Mendengar ucapan Bi Kasih membuat kerutan didahi Zafi mulai terlihat. "Emang ada apa Bi?"

"Bibi nggak tahu atuh Den, pamali kalau Bibi banyak tanya sama Tuan," ujarnya lagi.

"Makasih ya Bi!" Zafi langsung berjalan menuju lantai dua. Air soda yang tadi diambil kini dibiarkan begitu saja diatas meja dapur. Zafi tidak meneguk sedikutpun.

Kini Zafi sudah berada didepan pintu kamar Aksa. Zafi bertanya-tanya kepada benaknya, kenapa Aksa menyuruh dirinya untuk menemui di kamar. Pikiran Zafi sudah melayang membayangkan hal yang seharusnya tidak ada diotaknya. Perlahan ia mulai mengetuk pintu pelan sebanyak tiga kali.

Tidak lebih dari tiga menit, pintu yang semula tertutup dengan rapat kini sudah terbuka lebar dan menampilkan sosok Papanya dari dalam. Laki-laki itu tersenyum kearah anaknya. Zafi tidak membalas senyuman itu, ia hanya menatap dengan wajah datar.

"Ada perlu apa Papa ingin bertemu Zafi?" Zafi langsung menyuguhkan pertanyaan. Zafi tidak mau berlama-lama disini karena dia masih sedikit tidak suka kepada Laki-laki itu.

"Masuk dulu, ini penting!" Aksa memegang bahu Zafi agar segera masuk ke dalam kamarnya. Namun, dengan gerak cepat Zafi menangkis tangan besar itu.

"Kenapa di dalam kalau disini juga bisa? Lagian Zafi juga nggak ada waktu lama, mau ngomong soal apa? Zafi capek mau tidur!"

Aksa mendengus. "Ini menyangkut soal Maya," ucapnya lirih.

Sebelumnya pikiran Zafi sempat tertuju pada hal itu kenapa Papanya ingin bertemu. Namun, Zafi sudah menghilangkan pikiran itu dari dalam otaknya. Dan sekarang, dugaan awalnya memang benar terbukti, Aksa akan membahas soal Maya lagi. Cukup! Zafi muak mendengar itu semua, lagi dan lagi pasti perihal itu yang dibicarakan. Seperti tidak ada pembicaraan lain yang lebih penting.

"Zafi capek Pa, iya Zafi udah tahu kalau Papa mau nikah lagi sama perempuan itu. Zafi udah ijinin Papa, jadi Zafi mohon jangan bahas perempuan itu lagi."

"Kamu denger dulu kalau Papa mau ngomong."

"Mau ngomong apa lagi? Zafi udah bilang, kalau Zafi tidak mau Mama tiri, terserah kalau Papa mau nikah sama perempuan itu. Zafi rela, tapi asal Papa tahu, sampai kapanpun Zafi tidak akan anggep dia sebagai Mama Zafi."

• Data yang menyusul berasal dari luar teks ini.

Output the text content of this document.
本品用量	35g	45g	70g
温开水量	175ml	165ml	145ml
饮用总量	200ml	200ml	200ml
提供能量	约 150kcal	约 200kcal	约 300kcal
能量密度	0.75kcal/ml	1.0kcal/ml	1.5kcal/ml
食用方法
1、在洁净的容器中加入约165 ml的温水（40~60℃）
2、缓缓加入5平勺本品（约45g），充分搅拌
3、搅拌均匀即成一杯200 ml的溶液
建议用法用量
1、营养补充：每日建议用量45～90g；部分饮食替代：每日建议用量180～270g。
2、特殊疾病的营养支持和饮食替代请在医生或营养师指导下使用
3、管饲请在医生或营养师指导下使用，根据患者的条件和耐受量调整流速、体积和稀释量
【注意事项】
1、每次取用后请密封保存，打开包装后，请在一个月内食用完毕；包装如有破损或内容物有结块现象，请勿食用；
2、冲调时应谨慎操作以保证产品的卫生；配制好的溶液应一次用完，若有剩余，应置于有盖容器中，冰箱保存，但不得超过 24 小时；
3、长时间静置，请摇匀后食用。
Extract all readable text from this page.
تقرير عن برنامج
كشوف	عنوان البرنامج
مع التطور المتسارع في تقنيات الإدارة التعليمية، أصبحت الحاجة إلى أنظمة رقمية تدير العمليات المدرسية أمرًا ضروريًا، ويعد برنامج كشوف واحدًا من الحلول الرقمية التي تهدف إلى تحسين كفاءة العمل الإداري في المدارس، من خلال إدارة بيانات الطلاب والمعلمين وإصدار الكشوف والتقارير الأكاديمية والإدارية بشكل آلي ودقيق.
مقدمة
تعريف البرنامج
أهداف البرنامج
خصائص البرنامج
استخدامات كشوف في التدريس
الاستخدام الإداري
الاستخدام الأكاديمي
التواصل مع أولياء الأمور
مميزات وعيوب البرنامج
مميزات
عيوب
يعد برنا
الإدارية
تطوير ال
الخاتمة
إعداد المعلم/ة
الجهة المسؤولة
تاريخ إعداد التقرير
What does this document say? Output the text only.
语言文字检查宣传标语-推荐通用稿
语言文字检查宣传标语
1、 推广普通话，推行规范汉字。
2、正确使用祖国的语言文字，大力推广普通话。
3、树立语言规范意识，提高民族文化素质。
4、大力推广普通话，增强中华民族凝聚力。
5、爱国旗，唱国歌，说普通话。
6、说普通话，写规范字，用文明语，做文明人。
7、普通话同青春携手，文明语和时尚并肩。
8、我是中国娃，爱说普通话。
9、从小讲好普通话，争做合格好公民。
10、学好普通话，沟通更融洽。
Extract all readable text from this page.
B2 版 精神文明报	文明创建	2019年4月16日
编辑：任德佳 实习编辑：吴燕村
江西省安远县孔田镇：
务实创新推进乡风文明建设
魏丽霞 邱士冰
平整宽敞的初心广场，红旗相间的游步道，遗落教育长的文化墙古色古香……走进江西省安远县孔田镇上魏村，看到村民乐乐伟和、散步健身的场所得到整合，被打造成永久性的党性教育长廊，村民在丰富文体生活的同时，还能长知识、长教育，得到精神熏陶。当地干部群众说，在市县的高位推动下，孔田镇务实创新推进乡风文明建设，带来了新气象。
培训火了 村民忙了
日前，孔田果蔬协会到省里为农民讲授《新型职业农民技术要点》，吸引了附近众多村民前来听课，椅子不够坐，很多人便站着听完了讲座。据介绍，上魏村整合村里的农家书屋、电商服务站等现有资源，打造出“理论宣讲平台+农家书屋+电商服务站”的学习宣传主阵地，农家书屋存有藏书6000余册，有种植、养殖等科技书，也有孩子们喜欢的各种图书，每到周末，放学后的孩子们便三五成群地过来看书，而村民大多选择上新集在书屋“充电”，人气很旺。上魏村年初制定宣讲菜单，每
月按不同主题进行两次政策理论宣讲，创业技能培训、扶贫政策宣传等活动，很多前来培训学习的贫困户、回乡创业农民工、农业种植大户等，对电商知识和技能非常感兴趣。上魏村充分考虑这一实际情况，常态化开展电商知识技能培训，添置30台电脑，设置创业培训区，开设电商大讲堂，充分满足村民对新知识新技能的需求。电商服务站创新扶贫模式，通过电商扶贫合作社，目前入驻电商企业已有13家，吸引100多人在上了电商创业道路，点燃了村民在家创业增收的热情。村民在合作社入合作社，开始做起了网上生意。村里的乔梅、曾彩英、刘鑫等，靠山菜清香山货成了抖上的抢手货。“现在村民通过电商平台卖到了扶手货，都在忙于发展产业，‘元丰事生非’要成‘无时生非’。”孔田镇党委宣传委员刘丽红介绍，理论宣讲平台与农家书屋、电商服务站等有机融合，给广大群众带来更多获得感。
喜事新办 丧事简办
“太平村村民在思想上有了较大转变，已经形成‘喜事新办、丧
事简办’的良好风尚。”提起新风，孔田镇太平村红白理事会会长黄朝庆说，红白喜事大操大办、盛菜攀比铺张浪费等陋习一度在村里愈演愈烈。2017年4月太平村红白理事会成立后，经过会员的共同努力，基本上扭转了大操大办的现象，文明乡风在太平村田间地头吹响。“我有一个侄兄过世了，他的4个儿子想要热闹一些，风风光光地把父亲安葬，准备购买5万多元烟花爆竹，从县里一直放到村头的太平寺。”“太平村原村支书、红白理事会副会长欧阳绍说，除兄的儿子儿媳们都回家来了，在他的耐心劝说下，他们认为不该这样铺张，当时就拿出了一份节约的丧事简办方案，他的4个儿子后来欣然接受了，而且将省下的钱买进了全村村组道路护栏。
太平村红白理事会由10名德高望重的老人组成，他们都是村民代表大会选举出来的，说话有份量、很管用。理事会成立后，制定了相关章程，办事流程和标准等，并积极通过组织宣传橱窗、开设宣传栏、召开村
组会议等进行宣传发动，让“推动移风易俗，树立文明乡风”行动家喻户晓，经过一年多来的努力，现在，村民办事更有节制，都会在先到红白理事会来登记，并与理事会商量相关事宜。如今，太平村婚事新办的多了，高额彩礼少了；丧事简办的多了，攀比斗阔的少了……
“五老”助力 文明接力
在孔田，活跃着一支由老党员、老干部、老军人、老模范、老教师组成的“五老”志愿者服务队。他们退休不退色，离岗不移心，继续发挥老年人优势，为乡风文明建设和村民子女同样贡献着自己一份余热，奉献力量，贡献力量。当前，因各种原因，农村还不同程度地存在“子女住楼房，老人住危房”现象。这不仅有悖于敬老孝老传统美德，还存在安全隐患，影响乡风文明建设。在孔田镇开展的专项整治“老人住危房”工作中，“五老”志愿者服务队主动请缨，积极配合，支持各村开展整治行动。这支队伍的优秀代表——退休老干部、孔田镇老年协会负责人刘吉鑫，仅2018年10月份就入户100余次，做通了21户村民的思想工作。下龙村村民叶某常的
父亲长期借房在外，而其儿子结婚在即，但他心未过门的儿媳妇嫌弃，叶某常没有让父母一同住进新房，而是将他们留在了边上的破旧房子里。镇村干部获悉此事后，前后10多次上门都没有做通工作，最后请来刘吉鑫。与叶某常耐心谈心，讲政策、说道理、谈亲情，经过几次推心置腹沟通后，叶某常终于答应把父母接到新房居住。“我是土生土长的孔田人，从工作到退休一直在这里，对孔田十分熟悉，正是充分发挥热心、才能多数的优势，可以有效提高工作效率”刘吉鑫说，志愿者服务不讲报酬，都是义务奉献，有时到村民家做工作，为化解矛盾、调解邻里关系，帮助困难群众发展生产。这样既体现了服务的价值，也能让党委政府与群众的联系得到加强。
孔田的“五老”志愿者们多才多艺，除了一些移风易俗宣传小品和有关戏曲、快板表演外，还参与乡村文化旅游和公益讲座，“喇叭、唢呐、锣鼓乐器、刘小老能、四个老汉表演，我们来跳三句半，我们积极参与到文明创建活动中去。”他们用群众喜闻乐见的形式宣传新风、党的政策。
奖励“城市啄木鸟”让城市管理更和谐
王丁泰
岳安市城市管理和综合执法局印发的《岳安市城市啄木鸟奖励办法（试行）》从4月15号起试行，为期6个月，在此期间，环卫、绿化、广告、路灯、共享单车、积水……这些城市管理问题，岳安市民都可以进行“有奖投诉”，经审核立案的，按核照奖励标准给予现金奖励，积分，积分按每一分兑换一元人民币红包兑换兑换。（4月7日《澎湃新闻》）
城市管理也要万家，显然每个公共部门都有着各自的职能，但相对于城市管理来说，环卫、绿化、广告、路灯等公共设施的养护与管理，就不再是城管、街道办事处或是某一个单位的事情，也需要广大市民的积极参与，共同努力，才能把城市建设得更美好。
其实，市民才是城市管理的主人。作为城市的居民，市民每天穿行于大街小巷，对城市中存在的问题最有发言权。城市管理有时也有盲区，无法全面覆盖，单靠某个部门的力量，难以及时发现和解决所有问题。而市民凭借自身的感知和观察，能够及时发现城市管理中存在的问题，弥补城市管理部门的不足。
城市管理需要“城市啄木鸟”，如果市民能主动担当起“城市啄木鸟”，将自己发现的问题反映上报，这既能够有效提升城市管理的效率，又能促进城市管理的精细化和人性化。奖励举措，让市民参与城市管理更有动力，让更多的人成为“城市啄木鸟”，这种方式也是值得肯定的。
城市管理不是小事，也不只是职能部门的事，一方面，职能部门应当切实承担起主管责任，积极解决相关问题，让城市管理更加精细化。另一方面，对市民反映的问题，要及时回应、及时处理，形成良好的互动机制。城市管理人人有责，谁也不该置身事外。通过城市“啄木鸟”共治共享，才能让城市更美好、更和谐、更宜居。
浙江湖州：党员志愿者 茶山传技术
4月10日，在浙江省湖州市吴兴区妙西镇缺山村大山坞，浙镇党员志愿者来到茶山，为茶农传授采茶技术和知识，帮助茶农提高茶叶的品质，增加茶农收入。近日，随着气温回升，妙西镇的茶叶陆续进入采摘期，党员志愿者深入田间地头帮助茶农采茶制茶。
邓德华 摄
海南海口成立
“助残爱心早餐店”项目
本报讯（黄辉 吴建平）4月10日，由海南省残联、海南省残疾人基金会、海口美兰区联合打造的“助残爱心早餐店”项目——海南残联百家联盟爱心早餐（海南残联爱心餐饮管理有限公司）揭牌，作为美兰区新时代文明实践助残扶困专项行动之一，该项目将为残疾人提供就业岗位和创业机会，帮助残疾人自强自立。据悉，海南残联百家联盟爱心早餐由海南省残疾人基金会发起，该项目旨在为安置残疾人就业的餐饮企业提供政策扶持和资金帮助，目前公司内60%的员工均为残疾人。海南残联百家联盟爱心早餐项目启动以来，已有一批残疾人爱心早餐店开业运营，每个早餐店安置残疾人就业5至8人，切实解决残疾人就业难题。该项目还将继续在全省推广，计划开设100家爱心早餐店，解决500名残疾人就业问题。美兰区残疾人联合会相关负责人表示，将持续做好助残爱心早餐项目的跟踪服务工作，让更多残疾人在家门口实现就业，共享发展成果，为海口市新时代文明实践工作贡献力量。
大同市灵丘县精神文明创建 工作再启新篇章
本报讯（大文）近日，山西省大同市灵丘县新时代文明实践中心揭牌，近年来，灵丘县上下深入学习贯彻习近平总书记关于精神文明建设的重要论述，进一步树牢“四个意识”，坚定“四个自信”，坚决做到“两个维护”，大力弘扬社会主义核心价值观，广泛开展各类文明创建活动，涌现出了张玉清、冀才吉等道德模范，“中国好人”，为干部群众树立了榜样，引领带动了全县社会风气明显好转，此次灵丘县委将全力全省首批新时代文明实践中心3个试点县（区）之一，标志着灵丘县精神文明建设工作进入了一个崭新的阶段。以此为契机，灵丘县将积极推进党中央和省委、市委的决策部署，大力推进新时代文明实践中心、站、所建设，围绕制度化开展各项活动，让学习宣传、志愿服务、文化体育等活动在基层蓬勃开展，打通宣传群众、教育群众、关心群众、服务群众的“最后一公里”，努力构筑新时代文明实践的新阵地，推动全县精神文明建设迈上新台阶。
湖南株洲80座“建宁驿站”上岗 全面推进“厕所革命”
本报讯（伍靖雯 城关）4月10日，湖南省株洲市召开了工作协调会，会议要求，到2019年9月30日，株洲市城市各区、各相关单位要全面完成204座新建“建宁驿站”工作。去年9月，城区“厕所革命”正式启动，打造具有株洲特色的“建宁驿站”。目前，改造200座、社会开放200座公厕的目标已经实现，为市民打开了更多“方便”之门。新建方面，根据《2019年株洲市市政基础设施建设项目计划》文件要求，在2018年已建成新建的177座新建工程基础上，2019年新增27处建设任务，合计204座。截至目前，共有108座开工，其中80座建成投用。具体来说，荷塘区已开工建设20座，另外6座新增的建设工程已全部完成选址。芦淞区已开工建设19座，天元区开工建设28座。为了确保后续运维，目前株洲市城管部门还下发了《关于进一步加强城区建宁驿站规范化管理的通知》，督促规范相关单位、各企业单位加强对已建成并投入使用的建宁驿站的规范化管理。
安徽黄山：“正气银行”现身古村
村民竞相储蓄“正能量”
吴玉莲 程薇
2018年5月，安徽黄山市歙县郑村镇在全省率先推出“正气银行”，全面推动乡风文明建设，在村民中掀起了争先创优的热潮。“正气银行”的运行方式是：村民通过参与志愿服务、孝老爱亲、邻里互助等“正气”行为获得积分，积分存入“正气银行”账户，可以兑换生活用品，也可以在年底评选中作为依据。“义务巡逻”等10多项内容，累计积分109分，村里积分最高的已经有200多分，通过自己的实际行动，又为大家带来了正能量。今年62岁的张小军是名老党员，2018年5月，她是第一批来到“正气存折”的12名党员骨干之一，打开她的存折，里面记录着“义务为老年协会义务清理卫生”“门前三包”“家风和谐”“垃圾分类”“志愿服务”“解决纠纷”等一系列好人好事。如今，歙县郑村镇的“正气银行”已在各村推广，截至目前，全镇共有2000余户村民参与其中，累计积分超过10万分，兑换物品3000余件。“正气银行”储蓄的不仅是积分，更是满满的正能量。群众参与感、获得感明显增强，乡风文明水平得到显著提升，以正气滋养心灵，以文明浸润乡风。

"Zafi juga udah tahu kalau Papa sama dia bakal nikah kurang lebih dua minggu lagi. Zafi masih ingat Pa!" Emosi Zafi memuncak.

Seluruh amarah Zafi ia lontarkan begitu saja, Aksa juga takut mendengar anaknya ketika sedang emosi seperti ini. Mungkin Zafi mempunyai keturunan dari Aksa yang memang dulu saat seusia Zafi juga sering emosi. Bi Kasih sempat mendengar keributan dari dapur, perempuan tua itu sempat mendongak keatas melihat cekcok antara majikan dengan anaknya.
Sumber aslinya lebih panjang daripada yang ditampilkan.